Posted May 19, 2024 in Blog (Last Updated May 19, 2024)

So Tesla has made their “Full Self Driving” beta feature available to every Tesla owner for a free month to test it out.

After a few days of trying it in various conditions - driving to Niagara and back, driving to Toronto and back, several trips in Hamilton, driving in rush-hour traffic, driving in the rain - I have some preliminary thoughts.

Tesla FSD is like a dog riding a skateboard. You think: Wow! Someone taught a dog to ride a skateboard! And the dog learned to ride a skateboard! That’s genuinely amazing.

Of course, the dog isn’t particularly good at riding a skateboard. I mean, it’s a dog. What did you expect? But it’s still a dog riding a skateboard, and that’s impressive.

So I’m simultaneously of two minds.

On the one hand, it’s genuinely amazing to experience a car driving itself - speeding up and slowing down, changing lanes, stopping for red lights and stop signs, waiting for pedestrians to cross before proceeding, and so on.

On the other hand, it drives like a cautious, inexperienced teenager. Over the course of a few trips:

In each of these situations, I had to assume manual control. It was fine because I was already in a state of high alert and prepared to do so. And to be fair, the service hits you over the head with its repeated insistence that you do need to stay alert, keep your hands on the wheel and be prepared to take over.

It even periodically prompts you to apply slight turning pressure to the steering wheel if you’re holding it too loosely.

Fair enough. As a driver-assist service, it’s pretty cool and even useful, especially on long drives with relatively simple conditions.

But then call it “Driver Assist”, not “Full Self-Driving”. The “Beta” qualifier is being asked to do an unreasonable amount of work to align the name with the thing named.

After all, it’s not Tony Hawke doing a kickflip mctwist. It’s a dog riding a skateboard.

As impressive as it is, It’s nowhere near good enough to replace a human driver. And look, the software will get progressively better over time. If it’s 90 percent of the way now, it will get to 95 and then 99 and then 99.9 and so on.

But even breathtakingly transformative driving software won’t be able to overcome what turns out to be a devastatingly prosaic technical limitation: today’s Teslas have no way to clean their own cameras.
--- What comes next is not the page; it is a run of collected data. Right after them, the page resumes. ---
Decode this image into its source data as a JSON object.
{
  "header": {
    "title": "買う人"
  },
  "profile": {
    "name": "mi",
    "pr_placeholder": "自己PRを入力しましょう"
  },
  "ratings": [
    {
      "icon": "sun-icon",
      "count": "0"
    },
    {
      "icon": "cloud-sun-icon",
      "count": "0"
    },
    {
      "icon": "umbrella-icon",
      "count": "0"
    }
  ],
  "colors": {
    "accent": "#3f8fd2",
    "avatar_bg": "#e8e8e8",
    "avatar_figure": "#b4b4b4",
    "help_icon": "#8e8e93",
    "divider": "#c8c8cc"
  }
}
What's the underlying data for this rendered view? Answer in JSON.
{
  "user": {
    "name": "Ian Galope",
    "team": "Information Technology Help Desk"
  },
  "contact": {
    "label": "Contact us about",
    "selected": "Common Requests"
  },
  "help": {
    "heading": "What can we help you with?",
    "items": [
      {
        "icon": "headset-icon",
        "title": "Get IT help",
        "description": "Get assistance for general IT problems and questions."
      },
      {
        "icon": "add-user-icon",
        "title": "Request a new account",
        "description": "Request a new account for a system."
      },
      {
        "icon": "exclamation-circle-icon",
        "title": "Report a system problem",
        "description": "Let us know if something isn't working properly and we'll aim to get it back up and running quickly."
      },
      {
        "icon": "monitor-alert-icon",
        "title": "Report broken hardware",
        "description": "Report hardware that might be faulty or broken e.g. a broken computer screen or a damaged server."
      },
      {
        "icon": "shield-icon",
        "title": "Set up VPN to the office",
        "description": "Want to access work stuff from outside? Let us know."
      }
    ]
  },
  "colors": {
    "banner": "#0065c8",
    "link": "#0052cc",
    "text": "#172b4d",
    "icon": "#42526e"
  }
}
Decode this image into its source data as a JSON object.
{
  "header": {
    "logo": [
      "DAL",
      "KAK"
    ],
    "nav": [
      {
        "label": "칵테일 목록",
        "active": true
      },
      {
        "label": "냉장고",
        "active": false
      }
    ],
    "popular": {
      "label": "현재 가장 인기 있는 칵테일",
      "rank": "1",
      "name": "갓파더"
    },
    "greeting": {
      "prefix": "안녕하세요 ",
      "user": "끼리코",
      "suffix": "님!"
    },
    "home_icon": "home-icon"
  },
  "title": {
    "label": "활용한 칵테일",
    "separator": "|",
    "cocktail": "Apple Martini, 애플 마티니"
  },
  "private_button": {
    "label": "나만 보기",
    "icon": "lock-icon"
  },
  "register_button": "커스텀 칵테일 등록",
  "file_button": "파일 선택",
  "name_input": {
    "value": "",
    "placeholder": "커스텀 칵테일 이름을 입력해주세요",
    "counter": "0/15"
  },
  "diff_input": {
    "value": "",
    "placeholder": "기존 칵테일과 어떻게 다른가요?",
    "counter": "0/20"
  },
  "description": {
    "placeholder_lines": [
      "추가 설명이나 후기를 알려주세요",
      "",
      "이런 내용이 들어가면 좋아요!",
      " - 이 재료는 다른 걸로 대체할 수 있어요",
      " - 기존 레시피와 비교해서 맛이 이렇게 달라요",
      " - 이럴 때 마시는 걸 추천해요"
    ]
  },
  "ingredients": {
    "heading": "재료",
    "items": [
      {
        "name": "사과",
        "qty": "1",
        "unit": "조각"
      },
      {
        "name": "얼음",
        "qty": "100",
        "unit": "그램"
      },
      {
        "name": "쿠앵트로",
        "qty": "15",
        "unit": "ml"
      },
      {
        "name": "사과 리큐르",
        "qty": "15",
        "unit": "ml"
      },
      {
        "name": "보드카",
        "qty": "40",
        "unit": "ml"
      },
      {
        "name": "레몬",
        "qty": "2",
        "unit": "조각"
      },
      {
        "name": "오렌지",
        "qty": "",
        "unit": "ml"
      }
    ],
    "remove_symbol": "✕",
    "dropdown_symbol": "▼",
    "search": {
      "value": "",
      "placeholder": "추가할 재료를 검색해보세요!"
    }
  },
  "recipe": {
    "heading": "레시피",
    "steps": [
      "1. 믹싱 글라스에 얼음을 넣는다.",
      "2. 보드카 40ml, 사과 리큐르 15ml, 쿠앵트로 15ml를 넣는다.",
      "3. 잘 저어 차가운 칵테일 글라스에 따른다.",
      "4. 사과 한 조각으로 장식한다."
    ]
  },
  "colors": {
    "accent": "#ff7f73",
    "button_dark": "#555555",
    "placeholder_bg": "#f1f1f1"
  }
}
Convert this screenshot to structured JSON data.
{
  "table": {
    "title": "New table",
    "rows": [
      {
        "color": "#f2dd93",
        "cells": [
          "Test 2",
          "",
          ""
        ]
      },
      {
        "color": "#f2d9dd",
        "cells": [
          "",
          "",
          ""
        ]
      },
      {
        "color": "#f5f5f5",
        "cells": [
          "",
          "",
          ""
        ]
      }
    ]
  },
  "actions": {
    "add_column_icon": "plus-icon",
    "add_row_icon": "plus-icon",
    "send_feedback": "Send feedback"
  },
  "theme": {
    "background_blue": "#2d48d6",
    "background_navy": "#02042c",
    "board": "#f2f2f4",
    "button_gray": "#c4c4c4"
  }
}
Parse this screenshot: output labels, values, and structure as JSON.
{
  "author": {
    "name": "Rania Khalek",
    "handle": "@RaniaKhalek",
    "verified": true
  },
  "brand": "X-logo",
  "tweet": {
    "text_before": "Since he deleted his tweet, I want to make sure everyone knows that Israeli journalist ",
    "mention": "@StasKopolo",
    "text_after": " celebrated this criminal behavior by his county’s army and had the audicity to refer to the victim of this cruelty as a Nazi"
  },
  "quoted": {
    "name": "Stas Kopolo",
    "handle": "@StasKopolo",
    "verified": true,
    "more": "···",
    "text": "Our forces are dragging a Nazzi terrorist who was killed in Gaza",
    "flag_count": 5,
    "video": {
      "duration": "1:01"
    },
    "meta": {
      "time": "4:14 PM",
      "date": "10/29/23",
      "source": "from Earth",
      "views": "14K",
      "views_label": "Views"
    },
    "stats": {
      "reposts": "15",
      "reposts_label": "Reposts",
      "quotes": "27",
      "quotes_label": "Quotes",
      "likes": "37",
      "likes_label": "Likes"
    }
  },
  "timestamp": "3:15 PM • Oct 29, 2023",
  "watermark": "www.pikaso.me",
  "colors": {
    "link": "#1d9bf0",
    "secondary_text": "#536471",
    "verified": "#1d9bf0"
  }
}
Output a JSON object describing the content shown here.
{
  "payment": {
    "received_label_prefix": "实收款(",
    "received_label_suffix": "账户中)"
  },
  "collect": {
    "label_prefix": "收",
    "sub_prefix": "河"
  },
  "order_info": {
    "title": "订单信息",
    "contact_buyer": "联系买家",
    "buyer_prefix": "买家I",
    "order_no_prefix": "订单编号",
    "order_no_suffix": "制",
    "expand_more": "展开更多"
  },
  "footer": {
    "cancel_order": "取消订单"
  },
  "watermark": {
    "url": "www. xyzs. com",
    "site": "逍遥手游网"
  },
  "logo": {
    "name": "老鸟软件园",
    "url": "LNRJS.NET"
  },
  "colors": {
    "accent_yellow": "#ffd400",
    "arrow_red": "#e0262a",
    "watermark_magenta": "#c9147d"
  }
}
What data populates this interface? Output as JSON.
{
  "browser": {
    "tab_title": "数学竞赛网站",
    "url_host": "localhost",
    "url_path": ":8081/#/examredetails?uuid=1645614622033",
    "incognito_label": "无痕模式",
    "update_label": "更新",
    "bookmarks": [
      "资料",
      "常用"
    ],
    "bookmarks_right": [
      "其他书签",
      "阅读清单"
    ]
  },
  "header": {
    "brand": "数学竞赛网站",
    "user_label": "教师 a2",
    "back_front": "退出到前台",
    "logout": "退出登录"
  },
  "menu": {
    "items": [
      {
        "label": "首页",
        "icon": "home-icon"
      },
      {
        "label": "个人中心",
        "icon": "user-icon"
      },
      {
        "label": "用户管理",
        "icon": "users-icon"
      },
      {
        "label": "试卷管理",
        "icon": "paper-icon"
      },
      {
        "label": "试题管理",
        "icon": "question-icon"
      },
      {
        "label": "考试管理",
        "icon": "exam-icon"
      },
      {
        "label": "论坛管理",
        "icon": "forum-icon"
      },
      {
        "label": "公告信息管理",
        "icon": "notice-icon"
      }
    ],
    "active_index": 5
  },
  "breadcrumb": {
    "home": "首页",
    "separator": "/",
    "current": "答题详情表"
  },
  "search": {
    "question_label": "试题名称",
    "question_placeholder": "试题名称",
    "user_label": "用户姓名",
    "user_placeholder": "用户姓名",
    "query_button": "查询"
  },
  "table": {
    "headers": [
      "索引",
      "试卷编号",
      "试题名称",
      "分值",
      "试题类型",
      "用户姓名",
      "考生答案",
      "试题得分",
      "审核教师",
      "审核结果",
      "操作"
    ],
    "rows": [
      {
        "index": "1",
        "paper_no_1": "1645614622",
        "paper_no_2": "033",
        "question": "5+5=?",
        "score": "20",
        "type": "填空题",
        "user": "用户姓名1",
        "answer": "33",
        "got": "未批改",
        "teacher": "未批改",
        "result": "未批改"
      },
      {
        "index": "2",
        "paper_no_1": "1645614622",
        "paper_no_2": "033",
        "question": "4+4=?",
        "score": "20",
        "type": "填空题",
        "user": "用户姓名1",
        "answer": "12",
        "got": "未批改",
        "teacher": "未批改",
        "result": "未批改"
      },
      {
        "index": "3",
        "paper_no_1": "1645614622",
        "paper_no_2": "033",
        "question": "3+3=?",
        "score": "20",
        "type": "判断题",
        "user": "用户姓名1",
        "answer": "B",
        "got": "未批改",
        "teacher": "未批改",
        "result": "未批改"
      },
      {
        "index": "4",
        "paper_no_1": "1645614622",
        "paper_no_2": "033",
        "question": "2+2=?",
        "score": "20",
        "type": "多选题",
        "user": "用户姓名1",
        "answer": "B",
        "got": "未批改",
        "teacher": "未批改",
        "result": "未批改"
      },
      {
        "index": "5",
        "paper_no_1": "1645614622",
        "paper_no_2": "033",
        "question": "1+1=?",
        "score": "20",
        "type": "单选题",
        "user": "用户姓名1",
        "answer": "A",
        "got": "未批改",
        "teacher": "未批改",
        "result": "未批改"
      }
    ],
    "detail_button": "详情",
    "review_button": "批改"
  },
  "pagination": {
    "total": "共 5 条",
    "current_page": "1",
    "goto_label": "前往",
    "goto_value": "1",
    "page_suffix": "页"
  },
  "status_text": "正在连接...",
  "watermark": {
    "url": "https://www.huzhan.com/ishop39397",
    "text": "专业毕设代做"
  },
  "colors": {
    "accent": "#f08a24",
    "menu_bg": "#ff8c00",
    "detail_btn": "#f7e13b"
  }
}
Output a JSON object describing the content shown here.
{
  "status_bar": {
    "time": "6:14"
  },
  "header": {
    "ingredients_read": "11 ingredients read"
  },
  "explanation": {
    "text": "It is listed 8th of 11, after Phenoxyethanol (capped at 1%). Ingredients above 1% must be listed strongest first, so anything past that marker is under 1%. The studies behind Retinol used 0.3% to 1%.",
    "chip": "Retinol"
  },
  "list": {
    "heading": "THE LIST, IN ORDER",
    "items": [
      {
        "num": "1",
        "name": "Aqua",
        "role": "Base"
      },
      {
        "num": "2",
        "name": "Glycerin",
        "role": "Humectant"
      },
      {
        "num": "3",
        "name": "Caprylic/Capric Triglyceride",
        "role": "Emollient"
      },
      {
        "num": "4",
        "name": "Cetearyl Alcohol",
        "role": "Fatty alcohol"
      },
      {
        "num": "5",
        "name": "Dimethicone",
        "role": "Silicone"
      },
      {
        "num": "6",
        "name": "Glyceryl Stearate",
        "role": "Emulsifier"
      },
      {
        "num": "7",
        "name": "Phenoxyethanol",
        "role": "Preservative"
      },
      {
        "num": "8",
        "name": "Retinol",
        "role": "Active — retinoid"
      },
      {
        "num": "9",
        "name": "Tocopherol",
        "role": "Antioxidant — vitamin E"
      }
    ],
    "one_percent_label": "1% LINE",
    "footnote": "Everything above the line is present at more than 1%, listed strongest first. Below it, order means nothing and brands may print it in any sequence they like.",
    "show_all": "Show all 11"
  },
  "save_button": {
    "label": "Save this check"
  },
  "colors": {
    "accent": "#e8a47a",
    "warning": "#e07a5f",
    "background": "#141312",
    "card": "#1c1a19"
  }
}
Frankly, given how much attention the software challenges get, I’m surprised more people aren’t pointing this out. The best self-driving software in the world can’t drive if it can’t see.

You could imagine a hyper-engineered solution in which Teslas share their sensor data with each other to create a mesh network that enhances every car’s situational awareness. But that doesn’t exist today, it requires a fast reliable high-bandwidth network with ultra-low latency, and it requires other Teslas to be on the road at all times to serve as a consistent backup when a car’s sensors fail.

I expect it would be a lot easier to equip every car with camera wipers. Indeed, some other luxury car makers already do this. So there could be a Tesla model in the future that is truly self-driving. But barring retrofits, no current production Tesla has this.

Which means that even if and when the software is perfected, today’s Teslas will never be truly self-driving. That’s not a bad thing in itself. Indeed, it remains an objectively excellent car despite not having this transformative ability.

But there’s a fair argument to be made that calling their driver assist service “Full Self-Driving” amounts to false advertising.